Figure 5. c-Myc inhibitor 10058-F4 restrains drug resistance and colony formation ability induced by c-myc over-expression.

(A) High c-Myc expression cells (NB4-R2 and NB4/MYC) and the control cells (NB4 and NB4/GFP) were exposed to various concentrations of 10058-F4 for various times, and cell viability was determined by MTT assay. (B) The colony number of cells was noted by the column diagram. (C) The two group of cells were exposed to Doxo (0.04 µg/ml) and 10058 (50 µM) alone or combination. MTT assay was performed to testify the cell viability. Data summarized three independent experiments. *p<0.05, **p<0.01, ***p<0.001, Student's t test.

Figure 6. Inhibition of c-Myc suppresses proliferation and induces differentiation in primary AML cells.

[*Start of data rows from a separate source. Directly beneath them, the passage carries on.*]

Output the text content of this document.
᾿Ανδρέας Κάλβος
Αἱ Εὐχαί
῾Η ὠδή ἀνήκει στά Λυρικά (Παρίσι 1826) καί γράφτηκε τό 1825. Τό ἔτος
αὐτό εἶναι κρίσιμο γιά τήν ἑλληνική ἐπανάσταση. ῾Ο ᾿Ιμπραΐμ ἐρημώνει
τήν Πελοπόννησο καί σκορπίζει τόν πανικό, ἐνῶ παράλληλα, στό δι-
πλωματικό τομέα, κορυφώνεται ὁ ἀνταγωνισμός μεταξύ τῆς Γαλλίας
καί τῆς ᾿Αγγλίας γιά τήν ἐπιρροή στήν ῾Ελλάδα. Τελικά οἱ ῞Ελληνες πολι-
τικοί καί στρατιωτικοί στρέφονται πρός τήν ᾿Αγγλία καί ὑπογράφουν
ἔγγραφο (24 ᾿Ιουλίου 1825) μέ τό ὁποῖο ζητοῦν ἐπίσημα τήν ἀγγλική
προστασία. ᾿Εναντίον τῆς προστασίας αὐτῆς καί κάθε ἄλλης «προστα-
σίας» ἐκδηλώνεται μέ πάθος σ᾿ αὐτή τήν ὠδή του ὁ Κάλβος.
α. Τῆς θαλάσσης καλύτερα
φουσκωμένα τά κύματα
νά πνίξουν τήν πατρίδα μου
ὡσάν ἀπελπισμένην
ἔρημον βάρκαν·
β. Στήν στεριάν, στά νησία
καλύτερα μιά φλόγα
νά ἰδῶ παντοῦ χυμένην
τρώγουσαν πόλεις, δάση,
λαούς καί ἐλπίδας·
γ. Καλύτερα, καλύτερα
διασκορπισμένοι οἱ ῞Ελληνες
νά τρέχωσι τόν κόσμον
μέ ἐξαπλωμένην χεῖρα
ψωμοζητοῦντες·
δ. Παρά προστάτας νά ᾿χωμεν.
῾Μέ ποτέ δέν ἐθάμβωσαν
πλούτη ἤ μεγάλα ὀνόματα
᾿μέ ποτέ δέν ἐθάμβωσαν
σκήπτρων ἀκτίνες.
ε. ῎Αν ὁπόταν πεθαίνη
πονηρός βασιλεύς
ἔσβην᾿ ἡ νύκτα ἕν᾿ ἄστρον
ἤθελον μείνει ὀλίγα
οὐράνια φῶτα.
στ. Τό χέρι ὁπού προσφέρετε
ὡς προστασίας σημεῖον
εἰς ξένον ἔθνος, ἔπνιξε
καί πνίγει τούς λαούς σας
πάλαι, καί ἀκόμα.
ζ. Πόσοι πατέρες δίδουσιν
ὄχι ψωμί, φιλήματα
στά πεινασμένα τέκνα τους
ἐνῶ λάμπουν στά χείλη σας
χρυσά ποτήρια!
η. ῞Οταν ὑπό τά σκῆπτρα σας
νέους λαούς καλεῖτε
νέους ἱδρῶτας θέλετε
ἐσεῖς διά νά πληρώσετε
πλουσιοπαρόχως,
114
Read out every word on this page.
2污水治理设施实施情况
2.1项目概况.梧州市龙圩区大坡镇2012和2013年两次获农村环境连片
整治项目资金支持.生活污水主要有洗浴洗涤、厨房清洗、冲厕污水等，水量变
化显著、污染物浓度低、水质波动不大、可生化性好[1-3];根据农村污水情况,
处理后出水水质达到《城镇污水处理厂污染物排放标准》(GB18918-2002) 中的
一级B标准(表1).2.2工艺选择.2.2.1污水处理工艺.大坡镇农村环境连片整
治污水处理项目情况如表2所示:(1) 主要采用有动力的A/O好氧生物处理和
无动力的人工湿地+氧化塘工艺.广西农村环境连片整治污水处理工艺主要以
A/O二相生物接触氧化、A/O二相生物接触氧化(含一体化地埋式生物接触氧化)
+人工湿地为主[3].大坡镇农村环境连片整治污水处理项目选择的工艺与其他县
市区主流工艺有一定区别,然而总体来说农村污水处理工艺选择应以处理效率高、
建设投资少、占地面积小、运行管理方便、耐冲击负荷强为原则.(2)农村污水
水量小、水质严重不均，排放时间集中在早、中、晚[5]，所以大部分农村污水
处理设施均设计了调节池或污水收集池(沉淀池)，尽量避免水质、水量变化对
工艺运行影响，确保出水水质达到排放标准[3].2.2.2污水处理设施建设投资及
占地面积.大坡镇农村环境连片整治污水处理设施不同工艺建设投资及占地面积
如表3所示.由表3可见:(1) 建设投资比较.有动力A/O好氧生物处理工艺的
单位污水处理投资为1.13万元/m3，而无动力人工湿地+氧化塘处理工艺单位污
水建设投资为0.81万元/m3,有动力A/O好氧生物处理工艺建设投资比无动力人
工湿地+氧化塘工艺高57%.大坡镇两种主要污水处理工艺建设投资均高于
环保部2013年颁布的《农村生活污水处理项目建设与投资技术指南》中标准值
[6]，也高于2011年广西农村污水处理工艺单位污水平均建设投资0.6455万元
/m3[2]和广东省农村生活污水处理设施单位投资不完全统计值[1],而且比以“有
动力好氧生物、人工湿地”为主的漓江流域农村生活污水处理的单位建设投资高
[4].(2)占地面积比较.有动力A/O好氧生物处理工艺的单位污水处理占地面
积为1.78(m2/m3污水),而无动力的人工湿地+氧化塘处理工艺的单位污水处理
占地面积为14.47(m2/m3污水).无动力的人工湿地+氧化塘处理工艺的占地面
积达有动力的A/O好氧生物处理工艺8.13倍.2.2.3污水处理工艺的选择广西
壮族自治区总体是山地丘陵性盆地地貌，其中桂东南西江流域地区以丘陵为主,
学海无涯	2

(A) BMMCs were collected from AML patients, which contained 5 refractory and relapsed (R) AML patients and 4 newly diagnosed (N) AML patients. Real time-PCR analysis was performed to clarify the mRNA expression of c-Myc (a) and C/EBPβ (b). The relative expression values from different patients were presented in a box plot graph. The horizontal line within each box represented the median value. The correlation between c-Myc and C/EBPβ expression was shown as (c). (B) BMMCs from five newly diagnosed AML patients were treated with 100 µM 10058-F4 for 48 h. The CD11b-positive cells was analyzed by flow cytometry (a), and the percentages of CD11b expression were under census (n = 5; b). (C) The anti-proliferation of 10058-F4 to BMMCs was detected by MTT assay. (D) The expression of c-Myc and C/EBPβ in BMMCs treated with 10058-F4 was detected by Real-time PCR. *p<0.05, **p<0.01, ***p<0.001, Student's t test.